KISS is one of the more interesting stories in rock history, a band that has achieved iconic status for nearly four decades despite (and here I incur the wrath of the KISS Army) not being particularly good as a band. Oh, sure, they have some decent songs, and “Rock and Roll All Night” is an eternally headbanging classic, but on the whole, what attracts people to KISS is not the music, it’s the theatrics. The makeup, the leather, the characters, the whole ensemble. For KISS, music is but the crust that holds together the bombastic pie they are selling.
And oh, how they sell it. However relatively weak their musical chops may be, KISS has found more ways to merchandise their product than most every band in history. A visit to the KISS online store (www.kissonline.com/store) showcases the wide variety of products the band has signed off on. KISS shirts. KISS hats. KISS posters. KISS party supplies. KISS games. KISS action figures. KISS comic books. KISS wine. KISS etched glass mantelpieces. KISS caskets and urns.
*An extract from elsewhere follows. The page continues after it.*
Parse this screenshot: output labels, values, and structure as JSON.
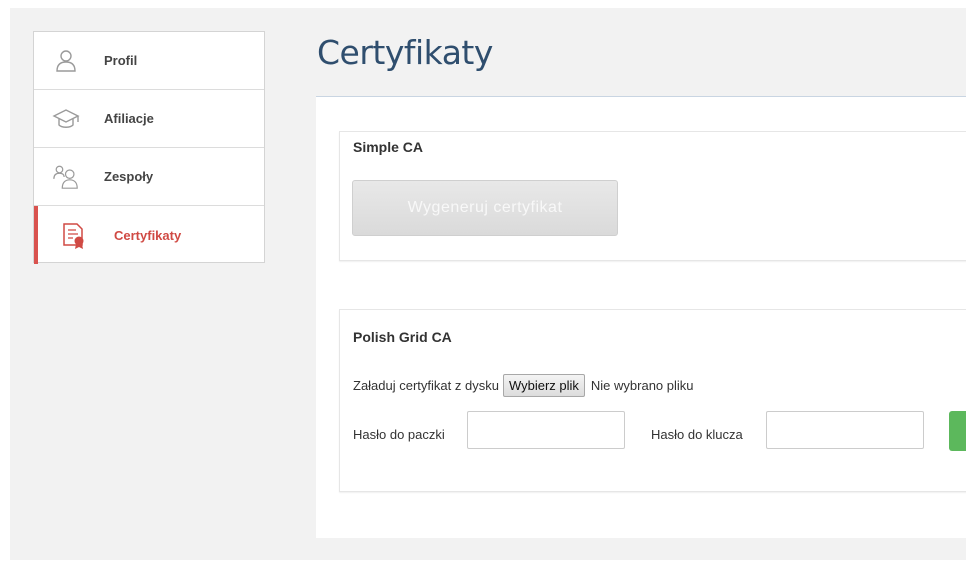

Yes. For a mere $3,999, you can be laid to rest in a custom-painted KISS coffin, complete with an image of all four band members on the top — I guess to confuse the hell out of archeologists of future generations as they investigate how we mourned the dead. (“Apparently some among them felt it appropriate to celebrate mediocre bands on the outside of their burial containers. No wonder their society died out.”)
So it’s not surprising that KISS would decide to expand their brand to include a football team, as well. But just because something has their name emblazoned on it doesn’t automatically make it a success. The band’s attempt at inaugurating a KISS wrestler (WCW’s “The Demon”) was a legendary flop, and even the most loyal members of the KISS Army shudder at the name “KISS Meets the Phantom of the Park.” The new team would need more than KISS’s blessing to survive.
That’s why it makes perfect sense for Simmons to make overtures for Tebow to join in this latest venture. And maybe the band’s not just trying to have a little of that Tebow magic rub off on them — while there’s still some to capture, anyway. Maybe they also see a little of themselves in the Tebow phenomenon. A band with a few good songs and a whole lot of hype meets a quarterback with a Heisman, a few good games and a whole lot of hype, as well. Tebow is KISS on the football field. I just hope, if he does decide to jump into this fiasco, they at least let him pick which makeup design is his.